Gentrifizierung. Auch in Neukölln?

Als ich vor 12 Jahren nach Neukölln zog, geschah das aus einer gewissen Not heraus. Ich wohnte damals in einer Zweier-WG in Kreuzberg, hatte mit meiner Hauptmieterin ernsthaften Krach bekommen und brauchte schnell eine Bude. Und preiswert mußte die sein. Das war meine Wohnung damals: Sie kostete mich ungefähr die Summe, die ich heute in Euro bezahle (und die immer noch preiswert ist), in DM. Und ich habe Platz. OK, damals hatte sie noch Ofenheizung, Außenklo und die Dusche mit Elektroboiler in der Küche. Und die Waschmaschine kam sowieso erst sehr viel später. Ein rotes Haus mit grünem Graffiti in Neukölln

Auf der Fassade dieses Hauses in Nord-Neukölln steht: „Die Fassade macht bling und die Kasse macht ching“

Und trotzdem – ich habe meine Bude ziemlich bald lieben gelernt. Das Haus ist an sich schwer in Ordnung, die Nachbarn sind OK, ich habe einen wunderbaren Ausblick und einen Balkon (auch wenn der nach Norden geht), alles Wesentliche in walking distance (hey, mittlerweile sogar eine Packstation!) und die Nahverkehrsanbindung ist traumhaft. Bis 2007, als ich noch studierte, war auch noch von Bedeutung, daß ich noch in zumutbarere Zeit raus an die FU kam. Alle anderen Stadtteile, in denen ich hätte wohnen wollen, wären entweder unbezahlbar gewesen oder hätten mich über eine Stunde Fahrzeit zur Uni gekostet. Eine Richtung, versteht sich.
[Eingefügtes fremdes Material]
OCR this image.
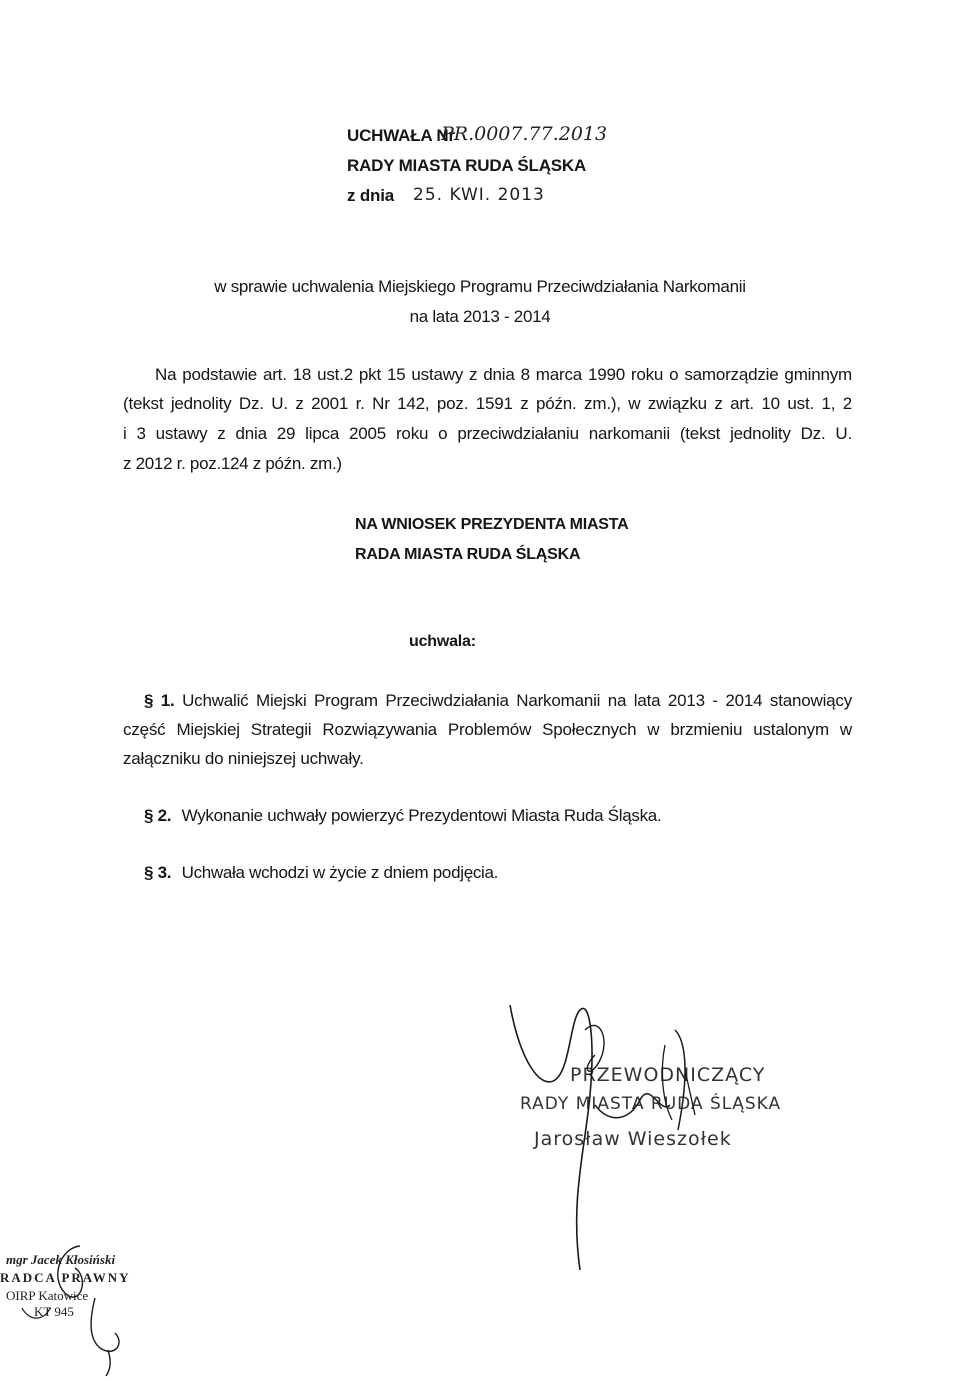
UCHWAŁA Nr
PR.0007.77.2013
RADY MIASTA RUDA ŚLĄSKA
z dnia 25. KWI. 2013
w sprawie uchwalenia Miejskiego Programu Przeciwdziałania Narkomanii
na lata 2013 - 2014
Na podstawie art. 18 ust.2 pkt 15 ustawy z dnia 8 marca 1990 roku o samorządzie gminnym
(tekst jednolity Dz. U. z 2001 r. Nr 142, poz. 1591 z późn. zm.), w związku z art. 10 ust. 1, 2
i 3 ustawy z dnia 29 lipca 2005 roku o przeciwdziałaniu narkomanii (tekst jednolity Dz. U.
z 2012 r. poz.124 z późn. zm.)
NA WNIOSEK PREZYDENTA MIASTA
RADA MIASTA RUDA ŚLĄSKA
uchwala:
§ 1. Uchwalić Miejski Program Przeciwdziałania Narkomanii na lata 2013 - 2014 stanowiący część Miejskiej Strategii Rozwiązywania Problemów Społecznych w brzmieniu ustalonym w załączniku do niniejszej uchwały.
§ 2. Wykonanie uchwały powierzyć Prezydentowi Miasta Ruda Śląska.
§ 3. Uchwała wchodzi w życie z dniem podjęcia.
PRZEWODNICZĄCY
RADY MIASTA RUDA ŚLĄSKA
Jarosław Wieszołek
mgr Jacek Kłosiński
RADCA PRAWNY
OIRP Katowice
KT 945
Nun ist ein Teil von Neukölln in meiner direkten Nachbarschaft Sanierungsgebiet geworden: das Gebiet zwischen Karl-Marx-Straße und Sonnenallee.
Ich sehe das mit gemischten Gefühlen. Noch sind die Mieten für Immobilien in Berlin vergleichsweise günstig, und überhaupt ist das Leben hier vergleichsweise preiswert. Dafür fallen auch die Gehälter eher mager aus. Ein Nullsummenspiel und doch ist die Jagd nach menschenwürdigem Wohnraum hier noch nicht so gnadenlos wie z.B. in München – doch angesichts der Gehälter wirken steigende Mieten genauso als Verdrängungsfaktor wie in Städten, wo alles teurer ist. Und ich würde so gerne sehen, daß alteingesessene Läden wie der Kräuter-Kühne, an dem ich jeden Morgen vorbeigehe, der Schuh-Reparatur-Dienst, der Blumenladen oder die „Reisschale“, wo ich meinen Bedarf an asiatischen Lebensmitteln decke, bestehen bleiben. Läden, wo $mensch Sachen und Dienstleistungen kaufen kann, die dem alltäglichen Leben dienen, Sachen, die sich Leute auch tatsächlich leisten können. Ob die sich halten können, wenn das Gebiet „aufgewertet“ wird und am Ende noch schick wird?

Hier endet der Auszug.